Ca y est. Au moins cette fois elle en est sûre.
Elle rebouche le stylo et pose le mot bien en évidence sur la table. Il y a des choses qu'on ne peut pas dire à voix haute.
Elle se dit qu'il faudrait qu'elle réfléchisse, mais parfois il ne faut pas trop réflechir. Elle se dit que c'est le moment ou jamais. Elle se dit surtout qu'il est temps d'affronter la réalité. C'est ça surtout qui l'a décidée.
Son regard croise celui du miroir. Qu'il est laid, ce reflet.
C'est ces yeux graves, résolus, qui gâchent tout. Les yeux de celle qui sait qu'elle va entreprendre l'action la plus égoïste de sa vie, et surtout qu'elle le fait au détriment d'autres, u détriment du seul qui compte… Après, bien sûr qu'il comprendra. Il la connaît trop pour ne pas comprendre.
Elle hésite et pose sa bague de fiançailles par-dessus le mot, son téléphone mobile. Pas de prison dorée dans son périple, nulle entrave. Ça aussi, il comprendra. Il aurait mal entre les côtes, mais il comprendra.
Est-ce que l'autre l'attendra encore ? Y a-t-il seulement une place pour elle, au bout du voyage ?
Mais ça n'a presque plus d'importance.
Elle lance le stylo.
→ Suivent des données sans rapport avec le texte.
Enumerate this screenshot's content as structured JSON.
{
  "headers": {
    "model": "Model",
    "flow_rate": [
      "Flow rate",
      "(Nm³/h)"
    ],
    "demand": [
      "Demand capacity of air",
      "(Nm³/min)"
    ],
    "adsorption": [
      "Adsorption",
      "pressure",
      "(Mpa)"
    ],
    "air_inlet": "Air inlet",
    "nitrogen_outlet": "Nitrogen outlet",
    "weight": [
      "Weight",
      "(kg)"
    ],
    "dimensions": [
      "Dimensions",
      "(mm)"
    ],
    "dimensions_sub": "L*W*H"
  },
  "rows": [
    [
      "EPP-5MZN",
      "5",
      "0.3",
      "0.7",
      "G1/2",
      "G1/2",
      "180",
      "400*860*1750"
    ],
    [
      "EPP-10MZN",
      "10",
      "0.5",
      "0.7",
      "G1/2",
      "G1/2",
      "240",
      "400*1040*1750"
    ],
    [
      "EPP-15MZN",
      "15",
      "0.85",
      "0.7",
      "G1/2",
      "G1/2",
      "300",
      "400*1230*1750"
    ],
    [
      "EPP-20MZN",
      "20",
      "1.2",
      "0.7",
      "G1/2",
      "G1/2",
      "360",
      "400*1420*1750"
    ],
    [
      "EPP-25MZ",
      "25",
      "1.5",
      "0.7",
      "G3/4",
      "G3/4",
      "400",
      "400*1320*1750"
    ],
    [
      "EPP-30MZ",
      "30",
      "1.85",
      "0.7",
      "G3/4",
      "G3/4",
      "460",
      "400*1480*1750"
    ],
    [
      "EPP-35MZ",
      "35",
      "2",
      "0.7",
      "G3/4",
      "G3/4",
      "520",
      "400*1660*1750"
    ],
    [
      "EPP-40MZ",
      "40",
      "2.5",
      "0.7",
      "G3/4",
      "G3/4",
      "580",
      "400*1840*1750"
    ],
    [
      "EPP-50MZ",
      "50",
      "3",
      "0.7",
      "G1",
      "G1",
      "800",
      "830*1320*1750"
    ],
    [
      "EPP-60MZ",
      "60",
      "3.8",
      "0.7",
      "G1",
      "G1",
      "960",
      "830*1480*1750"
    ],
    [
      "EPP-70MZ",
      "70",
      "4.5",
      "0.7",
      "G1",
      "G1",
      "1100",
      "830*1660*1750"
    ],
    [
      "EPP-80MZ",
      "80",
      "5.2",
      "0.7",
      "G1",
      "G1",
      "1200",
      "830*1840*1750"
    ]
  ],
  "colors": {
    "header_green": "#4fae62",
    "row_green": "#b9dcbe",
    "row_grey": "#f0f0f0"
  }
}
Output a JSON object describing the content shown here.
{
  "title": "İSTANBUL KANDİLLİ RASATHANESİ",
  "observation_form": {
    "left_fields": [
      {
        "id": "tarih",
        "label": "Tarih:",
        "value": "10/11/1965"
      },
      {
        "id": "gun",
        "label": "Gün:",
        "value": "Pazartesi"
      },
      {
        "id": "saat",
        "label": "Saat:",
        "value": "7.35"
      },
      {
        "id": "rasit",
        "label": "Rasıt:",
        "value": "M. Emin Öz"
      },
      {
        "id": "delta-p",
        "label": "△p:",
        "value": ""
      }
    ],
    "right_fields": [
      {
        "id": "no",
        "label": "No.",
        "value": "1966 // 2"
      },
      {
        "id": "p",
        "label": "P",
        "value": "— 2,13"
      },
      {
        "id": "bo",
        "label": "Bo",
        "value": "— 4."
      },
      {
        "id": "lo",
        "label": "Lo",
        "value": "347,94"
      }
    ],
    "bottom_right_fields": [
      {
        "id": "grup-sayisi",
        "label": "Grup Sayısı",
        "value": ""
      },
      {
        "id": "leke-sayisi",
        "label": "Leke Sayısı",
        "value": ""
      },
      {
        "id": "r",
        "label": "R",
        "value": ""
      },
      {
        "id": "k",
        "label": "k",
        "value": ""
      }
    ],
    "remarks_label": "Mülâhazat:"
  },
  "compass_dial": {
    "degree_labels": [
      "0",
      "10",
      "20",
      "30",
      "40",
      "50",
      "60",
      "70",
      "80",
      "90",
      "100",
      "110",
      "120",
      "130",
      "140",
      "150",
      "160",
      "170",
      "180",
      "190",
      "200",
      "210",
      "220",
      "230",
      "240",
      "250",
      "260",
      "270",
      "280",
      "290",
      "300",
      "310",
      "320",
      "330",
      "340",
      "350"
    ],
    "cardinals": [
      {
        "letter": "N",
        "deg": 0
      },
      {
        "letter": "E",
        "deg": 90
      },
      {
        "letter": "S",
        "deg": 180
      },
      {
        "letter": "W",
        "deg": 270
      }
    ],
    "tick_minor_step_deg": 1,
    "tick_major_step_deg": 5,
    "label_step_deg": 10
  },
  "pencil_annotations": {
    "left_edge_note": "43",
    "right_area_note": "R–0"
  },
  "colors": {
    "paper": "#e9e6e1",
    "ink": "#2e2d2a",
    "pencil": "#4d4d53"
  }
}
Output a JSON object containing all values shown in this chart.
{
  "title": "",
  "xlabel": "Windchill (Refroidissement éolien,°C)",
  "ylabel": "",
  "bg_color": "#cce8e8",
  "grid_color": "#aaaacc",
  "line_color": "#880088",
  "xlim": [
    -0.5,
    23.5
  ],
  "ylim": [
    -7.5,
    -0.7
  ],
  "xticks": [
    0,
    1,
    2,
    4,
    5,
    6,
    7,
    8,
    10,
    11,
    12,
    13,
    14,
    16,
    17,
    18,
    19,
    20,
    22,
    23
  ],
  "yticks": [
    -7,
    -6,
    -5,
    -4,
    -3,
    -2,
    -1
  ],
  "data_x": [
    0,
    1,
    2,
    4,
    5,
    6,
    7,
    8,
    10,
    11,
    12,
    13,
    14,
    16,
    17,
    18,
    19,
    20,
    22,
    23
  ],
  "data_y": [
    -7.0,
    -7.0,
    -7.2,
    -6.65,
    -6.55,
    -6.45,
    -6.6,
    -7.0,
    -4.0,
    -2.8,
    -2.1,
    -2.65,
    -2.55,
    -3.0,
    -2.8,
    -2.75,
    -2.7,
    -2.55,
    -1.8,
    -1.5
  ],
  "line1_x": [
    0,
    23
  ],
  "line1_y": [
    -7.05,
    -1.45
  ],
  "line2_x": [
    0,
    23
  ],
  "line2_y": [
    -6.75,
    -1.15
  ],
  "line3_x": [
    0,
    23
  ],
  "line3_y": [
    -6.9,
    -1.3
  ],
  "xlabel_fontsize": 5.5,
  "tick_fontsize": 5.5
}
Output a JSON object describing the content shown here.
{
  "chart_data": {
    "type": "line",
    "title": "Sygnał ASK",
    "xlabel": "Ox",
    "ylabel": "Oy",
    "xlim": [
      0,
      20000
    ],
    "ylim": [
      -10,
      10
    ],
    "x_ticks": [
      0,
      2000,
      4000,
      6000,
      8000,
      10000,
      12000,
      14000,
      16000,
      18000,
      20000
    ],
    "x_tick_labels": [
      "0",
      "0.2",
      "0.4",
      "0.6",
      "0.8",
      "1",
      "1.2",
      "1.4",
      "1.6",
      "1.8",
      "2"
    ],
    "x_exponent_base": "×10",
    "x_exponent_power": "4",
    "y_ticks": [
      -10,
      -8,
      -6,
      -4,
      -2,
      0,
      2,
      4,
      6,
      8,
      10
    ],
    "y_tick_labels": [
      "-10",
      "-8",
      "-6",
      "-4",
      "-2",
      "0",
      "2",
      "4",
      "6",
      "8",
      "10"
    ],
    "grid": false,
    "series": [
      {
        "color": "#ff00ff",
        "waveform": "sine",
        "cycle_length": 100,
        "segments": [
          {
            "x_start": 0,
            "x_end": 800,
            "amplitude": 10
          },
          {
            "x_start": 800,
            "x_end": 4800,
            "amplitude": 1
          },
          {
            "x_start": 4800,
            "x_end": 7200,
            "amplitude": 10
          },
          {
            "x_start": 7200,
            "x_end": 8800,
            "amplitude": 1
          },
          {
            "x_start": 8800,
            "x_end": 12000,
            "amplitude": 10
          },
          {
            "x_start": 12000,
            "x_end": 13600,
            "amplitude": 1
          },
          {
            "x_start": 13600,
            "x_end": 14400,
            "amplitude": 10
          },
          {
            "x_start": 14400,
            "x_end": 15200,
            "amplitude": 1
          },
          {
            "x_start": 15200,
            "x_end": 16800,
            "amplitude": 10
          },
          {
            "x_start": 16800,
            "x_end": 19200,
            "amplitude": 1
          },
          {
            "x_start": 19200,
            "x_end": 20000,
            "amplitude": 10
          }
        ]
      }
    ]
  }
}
En plein dans le mille, le miroir se froisse et vole en éclats.
Un énorme impact au centre, sept ans de malheur.
Elle a envie de se dire que ce ne peut pas être pire que maintenant et pourtant elle sait bien que c'est faux.
Ça non plus, ça n'a presque plus d'importance.
Elle est fébrile et surexcitée, comme une gamine sur le point de commettre une grosse bêtise. Elle n'est qu'une gamine inconsciente, elle le sait bien, mais elle a envie de s'en moquer. Elle envie d'être libre, tout simplement.
Au fond de son sac, des billets d'avion. Un aller simple. Elle ne sait pas encore si elle reviendra, et elle aimerait se dire que ça non plus, ça n'a presque plus d'importance, mais ce n'est pas vrai.
C'est de la folie… Elle ne connaît même pas son adresse.
Mais ce n'est pas comme si George passait inaperçu. Alors elle se répète en souriant, comme une comptine « Pour le retrouver, suivez les cheveux bleus et les cœurs brisés »…
Elle a tellement besoin de savoir, vous comprenez ?
Fuir, délicieuse exaltation.
George, H-24.
Va-t-elle le retrouver ? Comment va-t-il l'accueillir, après tout ce temps ? L'aura-t-il remplacé et cherchait-il encore vainement pour combler le vide qu'elle a laissé ? Sera-t-il déçu de la revoir ? Ennuyé ? Soulagé ? Surpris ? Heureux ? Nostalgique ? Ou bien dira-t-il « tu t'es fait attendre. » comme si c'était tout naturel, comme si elle était en retard de dix minutes et non de dix ans.
Oui, c'est sûrement ça qu'il dira…
Et ça non plus, ça n'a presque plu d'importance.
Parce qu'elle l'a fait, vous comprenez ? Elle l'a fait.
Elle a choisi la liberté.
Et peu importe ce qui se passera ensuite, qu'elle le retrouve ou qu'il l'abandonne, qu'elle reste ou qu'elle reparte, il restera toujours cette force gravée dans son cœur, inébranlable : elle l'a fait. Elle a choisi la liberté.